How do you move from data quantity to data quality? Let’s start by saying this is an expensive process. It doesn’t mean you shouldn’t do it, but you should adjust your process given the resources you have.

There are simple steps that you can take to increase the data quality.

1. Remove empty and duplicates

If you somehow collected all the links from AdWeek.com for a competitors analysis, the first thing you need to do is to remove empty and duplicated values.

Initial dataset
# Remove empty values
df['site_link'].replace('', np.nan, inplace=True)
df.dropna(subset=['site_link'], inplace=True)

# Drop duplicates, keep the first
df_no_dupes = df.drop_duplicates(subset="site_link", keep='first')

2. Remove irrelevant values

What’s irrelevant for your analysis? Links like “https://www.adweek.com/1993/01/” don’t represent anything for your analysis. You want to keep links that mean something.

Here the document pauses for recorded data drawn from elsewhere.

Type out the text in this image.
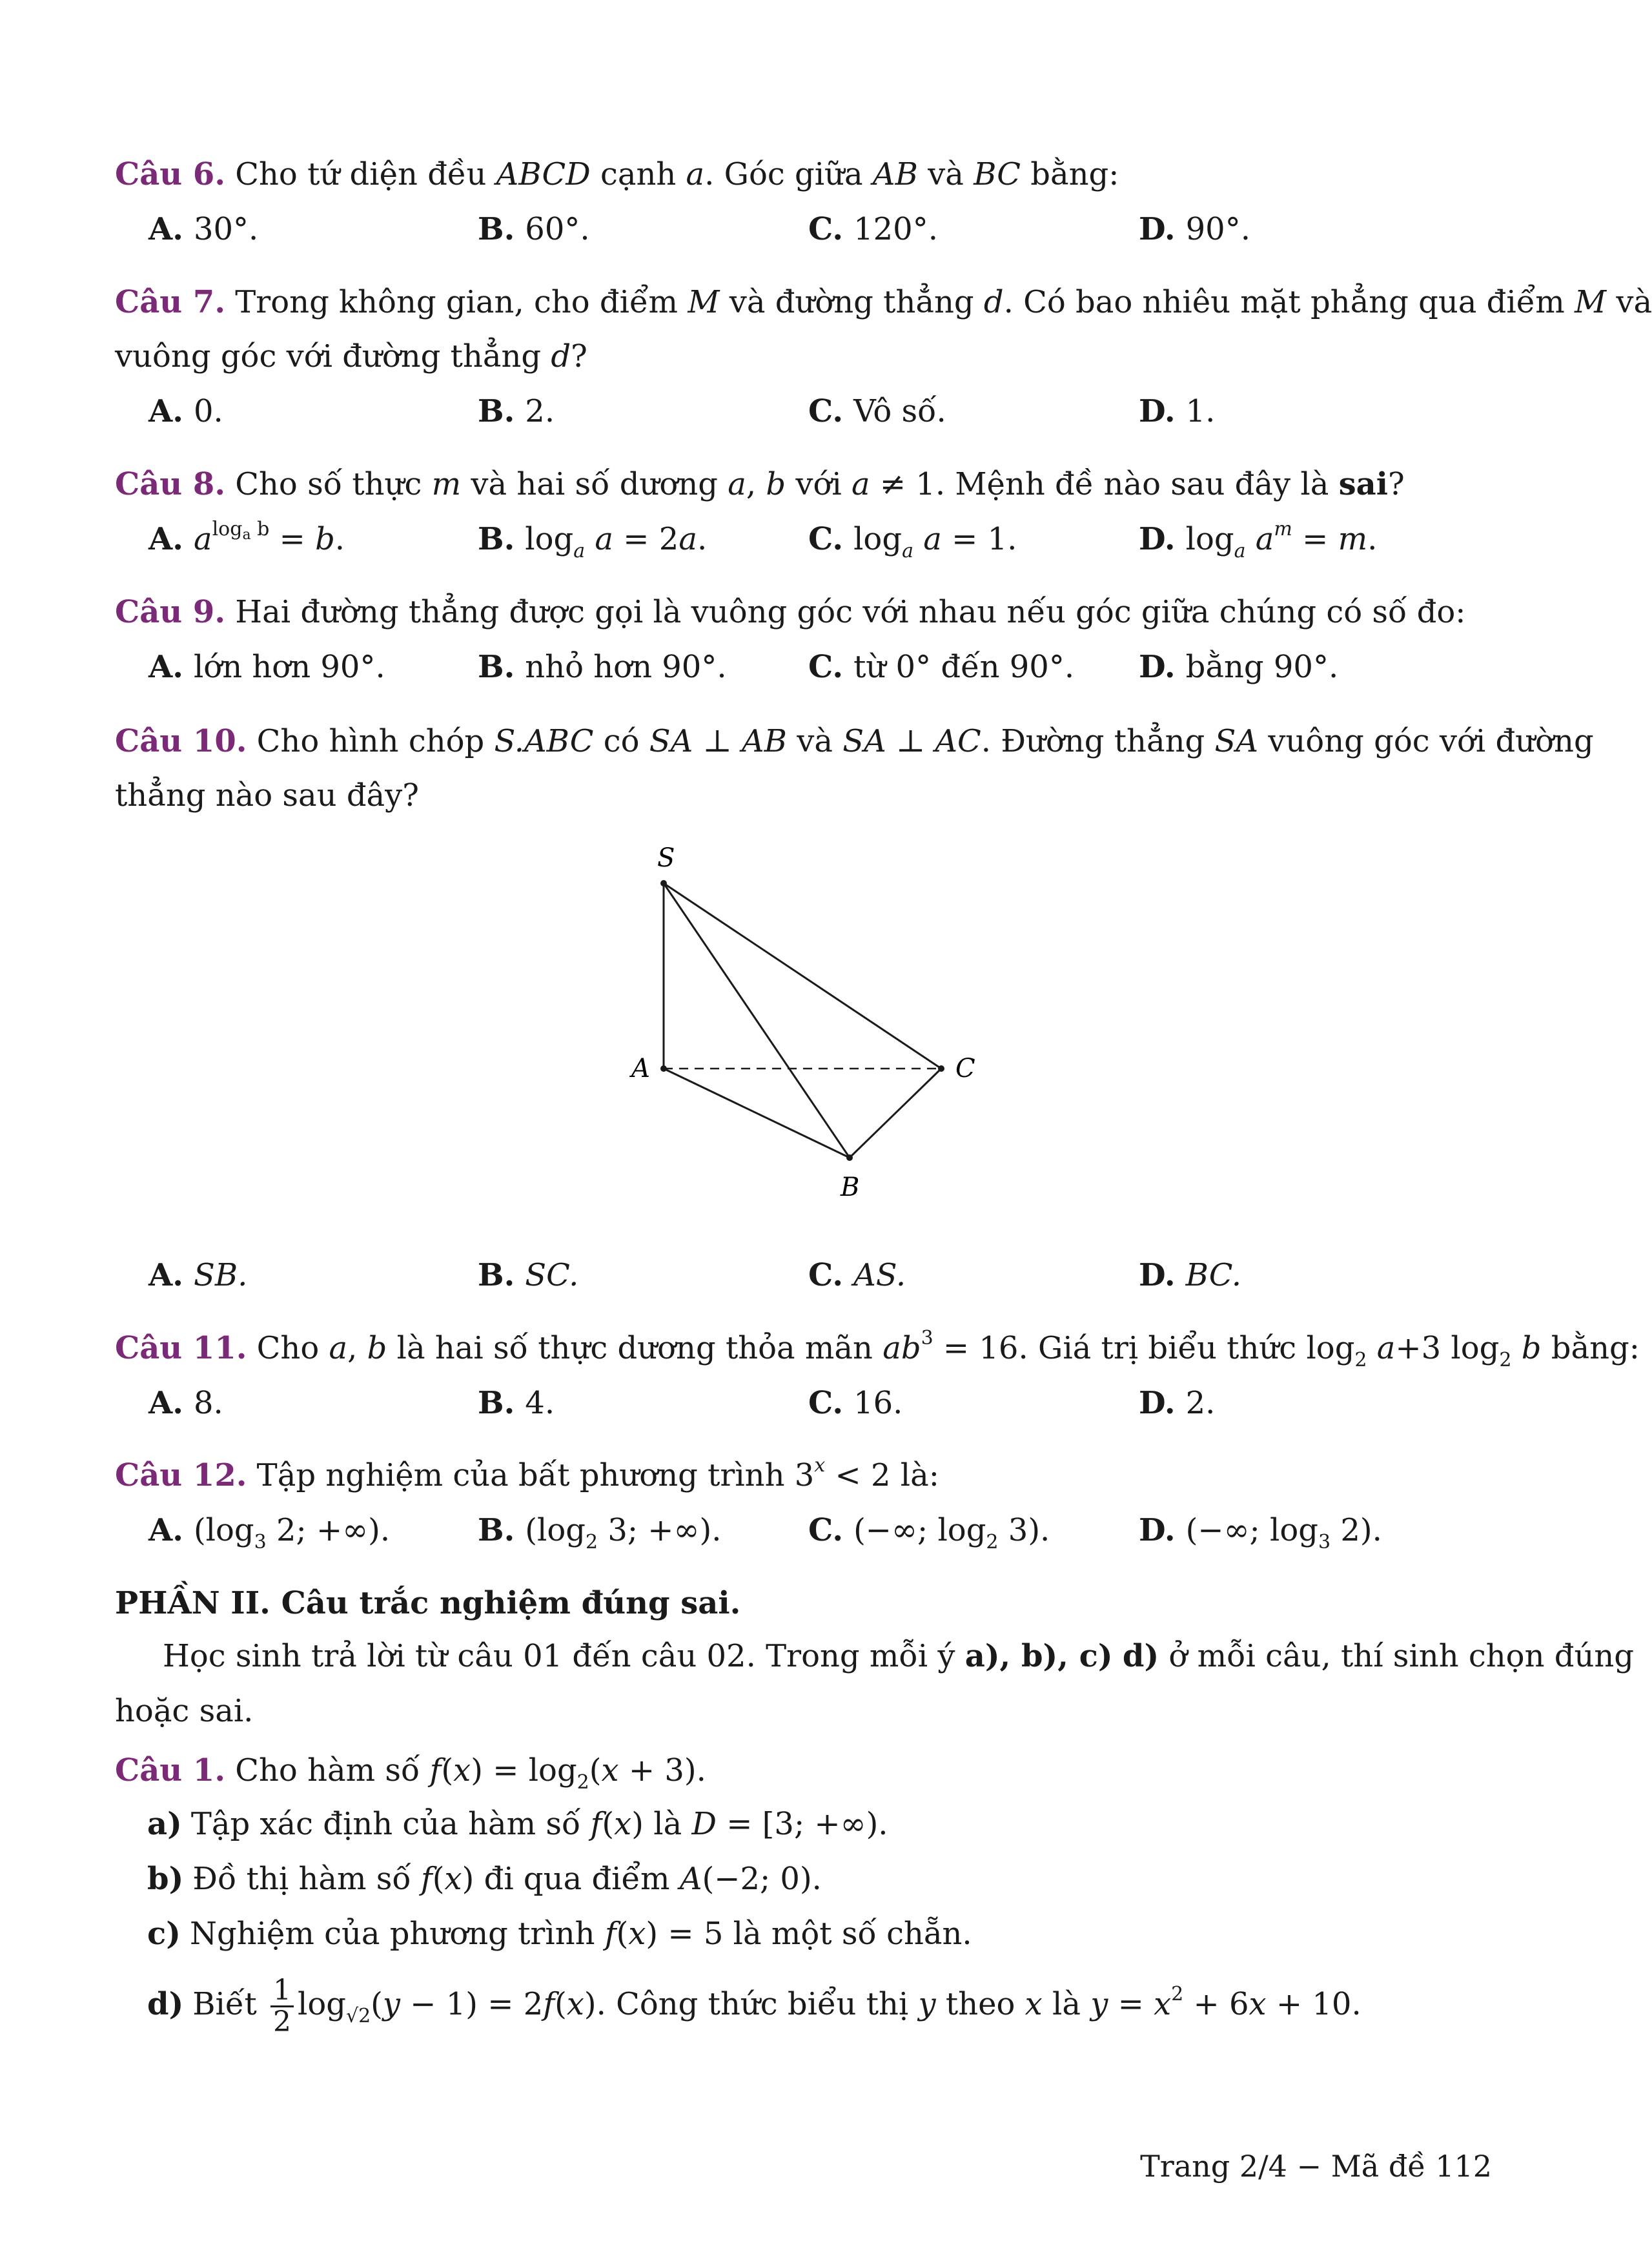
Câu 6. Cho tứ diện đều ABCD cạnh a. Góc giữa AB và BC bằng:
A. 30°.	B. 60°.	C. 120°.	D. 90°.
Câu 7. Trong không gian, cho điểm M và đường thẳng d. Có bao nhiêu mặt phẳng qua điểm M và
vuông góc với đường thẳng d?
A. 0.	B. 2.	C. Vô số.	D. 1.
Câu 8. Cho số thực m và hai số dương a, b với a ≠ 1. Mệnh đề nào sau đây là sai?
A. $a^{log_a b} = b$.	B. $\log_a a = 2a$.	C. $\log_a a = 1$.	D. $\log_a a^m = m$.
Câu 9. Hai đường thẳng được gọi là vuông góc với nhau nếu góc giữa chúng có số đo:
A. lớn hơn 90°.	B. nhỏ hơn 90°.	C. từ 0° đến 90°. D. bằng 90°.
Câu 10. Cho hình chóp S.ABC có SA ⊥ AB và SA ⊥ AC. Đường thẳng SA vuông góc với đường
thẳng nào sau đây?
S
A	C
B
A. SB.	B. SC.	C. AS.	D. BC.
Câu 11. Cho a, b là hai số thực dương thỏa mãn $ab^3 = 16$. Giá trị biểu thức $\log_2 a+3$ $\log_2 b$ bằng:
A. 8.	B. 4.	C. 16.	D. 2.
Câu 12. Tập nghiệm của bất phương trình $3^x < 2$ là:
A. ($\log_3$ 2; +∞).	B. ($\log_2$ 3; +∞).	C. (−∞; $\log_2 3$).	D. (−∞; $\log_3 2$).
PHẦN II. Câu trắc nghiệm đúng sai.
Học sinh trả lời từ câu 01 đến câu 02. Trong mỗi ý a), b), c) d) ở mỗi câu, thí sinh chọn đúng
hoặc sai.
Câu 1. Cho hàm số $f(x) = \log_2(x + 3)$.
a) Tập xác định của hàm số f(x) là D = [3; +∞).
b) Đồ thị hàm số f(x) đi qua điểm A(−2; 0).
c) Nghiệm của phương trình f(x) = 5 là một số chẵn.
d) Biết $\frac{1}{2} \log_{√2}(y - 1) = 2f(x)$. Công thức biểu thị y theo x là $y = x^2 + 6x + 10$.
Trang 2/4 − Mã đề 112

This is when you need to put your PM hat and come up with a simple algorithm to detect irrelevant values. For example, URLs that don’t have more than five words could be removed.

# Irrelevant observations
def is_irrelevant(link):
    if len(link.split("-")) < 5:
        return False
    return True


df_no_dupes['is_irrelevant'] = df['site_link'].apply(is_irrelevant)

# remove irrelevant rows
df_no_irrelevant = df_no_dupes[df_no_dupes.is_irrelevant == False]

3. Normalize your data

This is moving a bit forward from data cleaning. Just links won’t tell you much; you are interested in the words being used in the links. You can write a simple algorithm to extract the words from the links.

# Data normalization
def extract_words(link):
    if link.endswith('/'):
        link = link[:-1]

    c = link.split('/')
    w = c[len(c) - 1]
    ws = w.replace('-', ' ')

    return ws

# remove irrelevant rows
df_no_irrelevant['words'] = df_no_irrelevant['site_link'].apply(extract_words)

Below is the resulting dataset after performing the data cleaning.

Cleaned dataset

And here you can find the complete python example with all the steps.

As part of the data normalization, you can fill missing values too.

Now your data quality is high, and you are ready for a long analysis session with a nice cup of coffee.